İstanbul Aile Hekimliği Derneği (İSTAHED) Yönetim Kurulu Başkanı Dr. Sercan Ahmet Uluç, Aile Hekimliği Ödeme ve Sözleşme Yönetmeliği ile MHRS sistemindeki yeni uygulamalara tepki göstererek, aile hekimlerinin giderek artan iş yüküne rağmen hak kaybına uğradığını belirtti. Uluç, yönetmeliği “eziyet yönetmeliği” olarak nitelendirdi.
Dr. Sercan Ahmet Uluç ve İSTAHED Genel Sekreteri Dr. Çınla Nişli Kaya, aile hekimliği sisteminde son dönemde yaşanan sorunlara ilişkin değerlendirmelerde bulundu.
“Maaşın yüzde 60’ı şarta bağlı, bu kabul edilemez”
Uluç, 1 Kasım 2024’te yayımlanan Aile Hekimliği Ödeme ve Sözleşme Yönetmeliği’nin aile hekimleri için ağır şartlar getirdiğini vurguladı. Zaten yoğun olan iş yüklerinin daha da arttığını söyleyen Uluç, aylık gelirin sadece yüzde 40’ının sabit maaş olduğunu, kalan yüzde 60’ın ise çeşitli performans kriterlerine bağlandığını hatırlattı.
“Bir ay çalışamadığımızda sadece maaşımızın yüzde 40’ını alıyoruz. Dünyada hangi sağlık çalışanı böyle bir ücret sistemiyle çalışıyor?” diyen Uluç, Türkiye’nin OECD ülkeleri arasında hekim ve hemşire sayısında en son sıralarda yer aldığını, buna rağmen sağlık hizmetinin çalışanların fedakârlığı sayesinde sürdüğünü ifade etti.
“MHRS uygulamaları itibarımızı zedeliyor”
MHRS randevu sistemindeki son değişikliklere de tepki gösteren Uluç, randevu bulamayan hastaların aile hekimine yönlendirilmesinin kendilerini “sekreter konumuna” düşürdüğünü belirtti:
“Bu uygulamalar çalışma memnuniyetimizi ve mesleki itibarımızı ciddi şekilde zedeliyor. MHRS randevularının, bize ayrılan payın genel paya eklenmesini ve randevuyu hastanın kendisinin almasını istiyoruz. Yalnızca acil yönlendirme gereken küçük bir pay aile hekimlerine bırakılmalı.”

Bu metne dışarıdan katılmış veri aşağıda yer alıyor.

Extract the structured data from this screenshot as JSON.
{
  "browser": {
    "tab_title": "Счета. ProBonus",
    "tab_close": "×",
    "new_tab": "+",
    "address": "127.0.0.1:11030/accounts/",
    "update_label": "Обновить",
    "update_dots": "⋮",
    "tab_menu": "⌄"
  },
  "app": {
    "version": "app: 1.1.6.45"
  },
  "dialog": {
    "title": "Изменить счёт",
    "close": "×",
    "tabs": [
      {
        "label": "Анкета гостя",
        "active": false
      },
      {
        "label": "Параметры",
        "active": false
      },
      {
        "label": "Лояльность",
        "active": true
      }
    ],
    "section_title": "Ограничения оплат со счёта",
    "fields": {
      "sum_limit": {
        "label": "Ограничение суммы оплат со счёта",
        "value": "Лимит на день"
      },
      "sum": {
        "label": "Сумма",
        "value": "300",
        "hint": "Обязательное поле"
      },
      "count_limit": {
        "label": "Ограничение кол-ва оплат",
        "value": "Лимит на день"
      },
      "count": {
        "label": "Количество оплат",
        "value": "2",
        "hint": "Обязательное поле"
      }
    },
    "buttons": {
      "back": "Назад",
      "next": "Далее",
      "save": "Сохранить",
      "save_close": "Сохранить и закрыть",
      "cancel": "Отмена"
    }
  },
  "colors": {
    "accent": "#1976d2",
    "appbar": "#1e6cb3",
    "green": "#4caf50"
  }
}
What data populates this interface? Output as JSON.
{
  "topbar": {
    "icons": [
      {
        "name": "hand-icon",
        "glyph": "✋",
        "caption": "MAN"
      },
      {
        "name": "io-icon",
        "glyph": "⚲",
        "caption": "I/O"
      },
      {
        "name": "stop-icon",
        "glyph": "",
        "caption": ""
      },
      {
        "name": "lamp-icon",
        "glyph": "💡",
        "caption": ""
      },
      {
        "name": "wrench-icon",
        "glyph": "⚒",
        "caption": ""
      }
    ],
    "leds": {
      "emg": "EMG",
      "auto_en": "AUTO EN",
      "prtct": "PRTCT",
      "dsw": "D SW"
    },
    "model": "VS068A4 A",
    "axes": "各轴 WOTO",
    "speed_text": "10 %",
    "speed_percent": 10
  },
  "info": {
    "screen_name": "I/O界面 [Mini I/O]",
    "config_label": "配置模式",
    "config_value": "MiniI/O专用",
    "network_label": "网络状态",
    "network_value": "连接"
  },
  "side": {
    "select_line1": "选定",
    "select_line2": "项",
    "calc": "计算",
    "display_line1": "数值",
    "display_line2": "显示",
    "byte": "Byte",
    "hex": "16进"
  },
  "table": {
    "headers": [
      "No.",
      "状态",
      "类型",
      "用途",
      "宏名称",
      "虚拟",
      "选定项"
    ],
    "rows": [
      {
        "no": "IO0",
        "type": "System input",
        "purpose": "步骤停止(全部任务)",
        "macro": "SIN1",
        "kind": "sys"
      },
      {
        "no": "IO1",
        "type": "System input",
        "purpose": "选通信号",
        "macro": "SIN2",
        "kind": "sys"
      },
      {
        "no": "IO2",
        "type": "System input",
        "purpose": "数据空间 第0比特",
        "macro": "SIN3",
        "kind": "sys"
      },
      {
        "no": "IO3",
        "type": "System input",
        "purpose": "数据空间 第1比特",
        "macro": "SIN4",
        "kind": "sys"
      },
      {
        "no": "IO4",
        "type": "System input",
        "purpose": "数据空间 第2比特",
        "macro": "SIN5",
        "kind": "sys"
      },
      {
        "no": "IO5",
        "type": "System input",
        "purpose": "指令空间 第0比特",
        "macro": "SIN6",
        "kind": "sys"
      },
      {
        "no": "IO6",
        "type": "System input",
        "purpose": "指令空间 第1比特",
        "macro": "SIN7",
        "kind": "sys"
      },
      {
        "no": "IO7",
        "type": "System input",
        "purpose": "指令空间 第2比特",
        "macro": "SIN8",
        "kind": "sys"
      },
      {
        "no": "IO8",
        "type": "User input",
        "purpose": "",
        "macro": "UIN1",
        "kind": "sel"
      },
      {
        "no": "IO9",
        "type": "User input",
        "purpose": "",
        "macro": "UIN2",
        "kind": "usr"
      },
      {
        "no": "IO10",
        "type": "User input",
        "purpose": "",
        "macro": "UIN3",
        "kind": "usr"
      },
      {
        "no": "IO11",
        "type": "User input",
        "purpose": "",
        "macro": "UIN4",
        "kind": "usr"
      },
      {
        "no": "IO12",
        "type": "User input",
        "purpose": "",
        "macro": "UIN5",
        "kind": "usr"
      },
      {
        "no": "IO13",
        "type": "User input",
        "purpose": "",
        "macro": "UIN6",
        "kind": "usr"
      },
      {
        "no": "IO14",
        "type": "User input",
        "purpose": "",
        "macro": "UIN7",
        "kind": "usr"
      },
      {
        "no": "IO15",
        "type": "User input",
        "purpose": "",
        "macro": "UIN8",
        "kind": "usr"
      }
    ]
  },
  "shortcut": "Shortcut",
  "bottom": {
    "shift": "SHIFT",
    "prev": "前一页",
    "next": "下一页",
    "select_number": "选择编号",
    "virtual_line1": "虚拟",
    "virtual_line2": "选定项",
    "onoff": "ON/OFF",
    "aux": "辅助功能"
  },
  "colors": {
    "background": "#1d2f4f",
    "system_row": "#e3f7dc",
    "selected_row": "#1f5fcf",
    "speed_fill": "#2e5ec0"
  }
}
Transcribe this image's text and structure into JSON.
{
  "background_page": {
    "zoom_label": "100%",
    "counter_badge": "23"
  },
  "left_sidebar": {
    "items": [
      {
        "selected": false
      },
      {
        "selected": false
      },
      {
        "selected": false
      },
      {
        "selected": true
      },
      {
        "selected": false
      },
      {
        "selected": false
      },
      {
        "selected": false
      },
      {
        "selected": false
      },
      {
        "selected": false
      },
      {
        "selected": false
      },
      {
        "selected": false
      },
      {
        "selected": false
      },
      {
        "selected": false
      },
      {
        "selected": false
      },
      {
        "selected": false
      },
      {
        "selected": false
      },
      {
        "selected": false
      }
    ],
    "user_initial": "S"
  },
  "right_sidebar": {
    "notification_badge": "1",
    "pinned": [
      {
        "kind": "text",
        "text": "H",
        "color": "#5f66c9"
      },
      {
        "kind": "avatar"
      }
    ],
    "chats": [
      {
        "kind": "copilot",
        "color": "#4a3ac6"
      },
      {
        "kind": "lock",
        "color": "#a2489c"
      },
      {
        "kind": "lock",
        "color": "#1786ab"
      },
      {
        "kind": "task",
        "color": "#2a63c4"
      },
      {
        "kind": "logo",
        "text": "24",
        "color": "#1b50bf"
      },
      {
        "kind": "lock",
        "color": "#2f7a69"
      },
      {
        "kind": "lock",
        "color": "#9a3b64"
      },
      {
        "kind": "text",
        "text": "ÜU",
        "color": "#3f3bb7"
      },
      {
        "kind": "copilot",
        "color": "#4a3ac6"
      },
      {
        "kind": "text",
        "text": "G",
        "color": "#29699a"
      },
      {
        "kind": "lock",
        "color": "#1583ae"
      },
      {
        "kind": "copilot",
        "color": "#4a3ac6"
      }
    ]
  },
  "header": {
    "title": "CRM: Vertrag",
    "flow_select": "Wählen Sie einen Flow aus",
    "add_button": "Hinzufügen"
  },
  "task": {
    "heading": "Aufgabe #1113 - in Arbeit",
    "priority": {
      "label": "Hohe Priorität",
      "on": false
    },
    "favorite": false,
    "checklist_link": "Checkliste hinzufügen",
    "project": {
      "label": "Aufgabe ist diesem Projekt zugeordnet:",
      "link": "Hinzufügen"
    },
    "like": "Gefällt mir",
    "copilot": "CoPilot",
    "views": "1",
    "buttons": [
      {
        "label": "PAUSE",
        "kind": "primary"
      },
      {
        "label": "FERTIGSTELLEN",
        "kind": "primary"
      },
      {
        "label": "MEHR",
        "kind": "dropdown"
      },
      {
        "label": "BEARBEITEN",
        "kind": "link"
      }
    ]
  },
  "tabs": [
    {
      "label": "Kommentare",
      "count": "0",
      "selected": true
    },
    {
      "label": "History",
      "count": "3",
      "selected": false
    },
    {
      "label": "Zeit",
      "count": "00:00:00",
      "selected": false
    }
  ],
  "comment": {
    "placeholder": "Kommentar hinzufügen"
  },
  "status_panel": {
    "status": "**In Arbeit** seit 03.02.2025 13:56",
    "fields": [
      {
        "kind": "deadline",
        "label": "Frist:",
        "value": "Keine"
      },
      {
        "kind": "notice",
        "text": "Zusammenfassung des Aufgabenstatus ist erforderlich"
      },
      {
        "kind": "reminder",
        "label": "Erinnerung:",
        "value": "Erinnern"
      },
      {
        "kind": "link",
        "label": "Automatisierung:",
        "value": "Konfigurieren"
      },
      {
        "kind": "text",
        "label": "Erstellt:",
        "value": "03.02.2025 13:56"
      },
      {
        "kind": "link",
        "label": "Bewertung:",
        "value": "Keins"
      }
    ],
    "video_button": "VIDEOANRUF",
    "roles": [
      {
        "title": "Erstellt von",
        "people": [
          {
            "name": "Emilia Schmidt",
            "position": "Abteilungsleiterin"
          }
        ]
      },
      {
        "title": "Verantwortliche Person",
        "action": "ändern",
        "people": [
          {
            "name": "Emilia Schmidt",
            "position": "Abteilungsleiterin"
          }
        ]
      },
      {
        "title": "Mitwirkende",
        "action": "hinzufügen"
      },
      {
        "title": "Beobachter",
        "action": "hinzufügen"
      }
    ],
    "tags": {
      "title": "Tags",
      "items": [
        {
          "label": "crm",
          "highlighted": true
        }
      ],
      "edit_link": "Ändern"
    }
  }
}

Bir yıldır aile hekimine hiç başvurmamış hastalar üzerinden yapılacak kesintinin kabul edilemez olduğunu söyleyen Uluç, memnuniyet veya reçete oranlarına göre yapılan ücret kesintilerinin kaldırılmasını talep etti.
Dr. Kaya: “Gelirimiz rastlantısal istatistiklere göre belirlenemez”
İSTAHED Genel Sekreteri Dr. Çınla Nişli Kaya ise mevcut sistemin hem çalışanı hem yurttaşı mağdur ettiğini ifade etti. Gelirin; antibiyotik yazma oranından, mide ilacı reçetelerinden, hasta sayısından ve tarama istatistiklerinden etkilendiğini belirten Kaya, uygulamanın hekimleri cezalandırdığını söyledi:
“Bir hekimin, ebenin ya da hemşirenin maaşı; hastanın davranışlarına veya rastlantısal istatistiklere göre belirlenemez. Günün sonunda çalışan mutsuz, tükenmiş ve çaresiz kalıyor.”
15 Aralık itibarıyla, son bir yılda aile hekimine hiç gelmeyen hastalar nedeniyle hekimlerin ve aile sağlığı çalışanlarının yüzde 10–15 gelir kaybına uğrayacağına dikkat çeken Kaya, şunları söyledi:
“Hastalarımızı zorla ASM’ye mi getireceğiz? İnsanların hastaneye gidip gitmemesini nasıl kontrol edelim? Elimizde olmayan nedenlerle cezalandırılmaktan bıktık. Bu model sürdürülemez hale geldi. Biz sadece adil, öngörülebilir ve emeğe saygılı bir çalışma düzeni istiyoruz.”